[only had 30 min to put this together before running out the door, sorry if it seems disjointed]
Saw this question from Bob Lochel today:
Without giving a direct answer to the question, let me share an experience I had with a different problem I saw on twitter last week. I wrote about the first part of it in the link below since I that part of the problem was great for students learning about probability and statistics:
Here’s the next part of the story, and one that relates to Lochel’s question. As a reminder, here’s the question at hand:
Last year the Celtics finished with the 5th worst record in the NBA. Whether it’s two years from now or twenty years from now, what pick are the Celtics more likely to land first, the #1 pick or the #5 pick? Assume that the lottery odds and structure remain the same going forward. Further assume that the Celtics are likely to improve and every year the team will either:
Improve by 3 positions (e.g. they go from 5th worst to 8th worst) with a probability of 0.6
OR fall 2 positions (e.g. they go from 5th worst to 3rd worst) with a probability of 0.4.

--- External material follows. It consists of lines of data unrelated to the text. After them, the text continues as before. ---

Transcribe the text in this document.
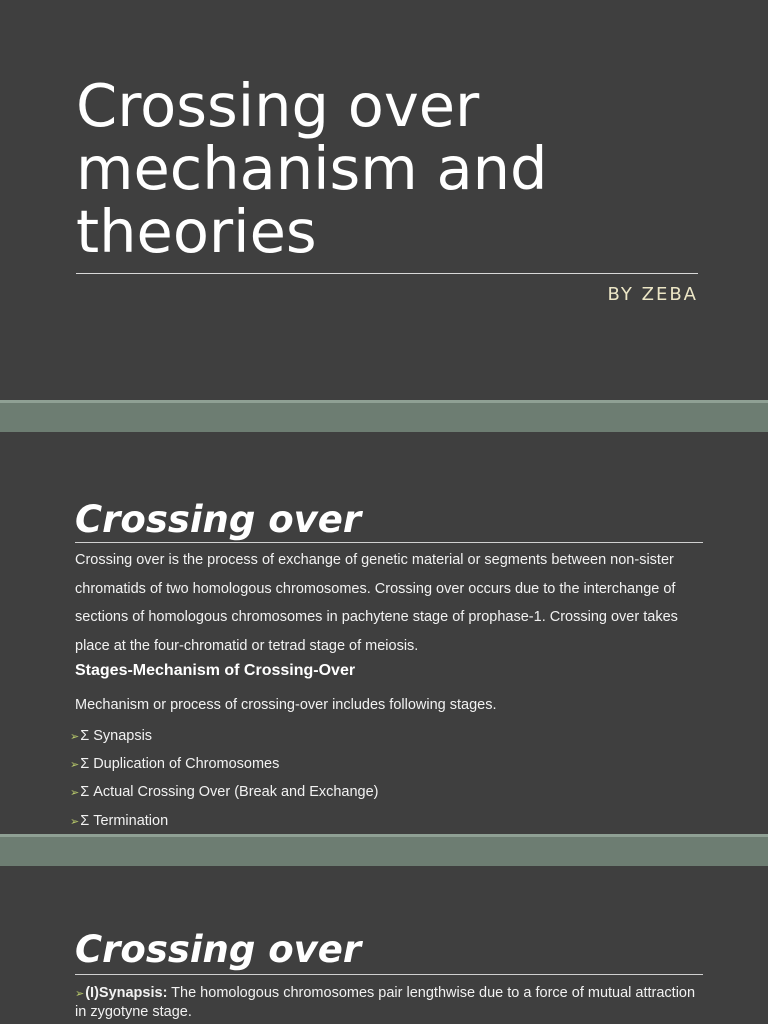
Crossing over mechanism and theories
BY ZEBA
Crossing over

Crossing over is the process of exchange of genetic material or segments between non-sister chromatids of two homologous chromosomes. Crossing over occurs due to the interchange of sections of homologous chromosomes in pachytene stage of prophase-1. Crossing over takes place at the four-chromatid or tetrad stage of meiosis.

Stages-Mechanism of Crossing-Over
Mechanism or process of crossing-over includes following stages.
➢Σ Synapsis
➢Σ Duplication of Chromosomes
➢Σ Actual Crossing Over (Break and Exchange)
➢Σ Termination
Crossing over

➢(I)Synapsis: The homologous chromosomes pair lengthwise due to a force of mutual attraction in zygotyne stage.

On twitter, Ben Dilday and Christopher Long came up with a solution using Markov chains and absorbing states. The math behind that solution is something that I’ve seen but not something that I use in my work. BUT, it is clearly a great way to approach this problem and an important piece of math to know if you find yourself needing to solve problems like this one.
My solution was far less sophisticated and much more brute force – no Markov chains, just a simple random walk that started over after every time the Celtics got the 1st or 5th draft pick.
After 10 billion steps in this walk I found 929,797 times when the Celtics received the 5th pick before the 1st pick, and 865,011 times when the reverse was true. So, roughly 48.2% of the time the Celtics got the 1st pick first in my model, and 51.8% of the time they got the 5th pick first. Almost exactly matching Dilday’s and Long’s numbers.
Dilday and Long have nothing to learn from my solution. In fact, Lochel’s question features an almost perfect description of my solution -> correct but wildly inefficient.
I, however, do have a lot to learn from their solution, and have learned from it already. Learning from better solutions (how ever you want to define “better”) is an incredibly important part of development in math. While being able to get to the answer is nice, growing the number of tools in your mathematical toolkit is even nicer!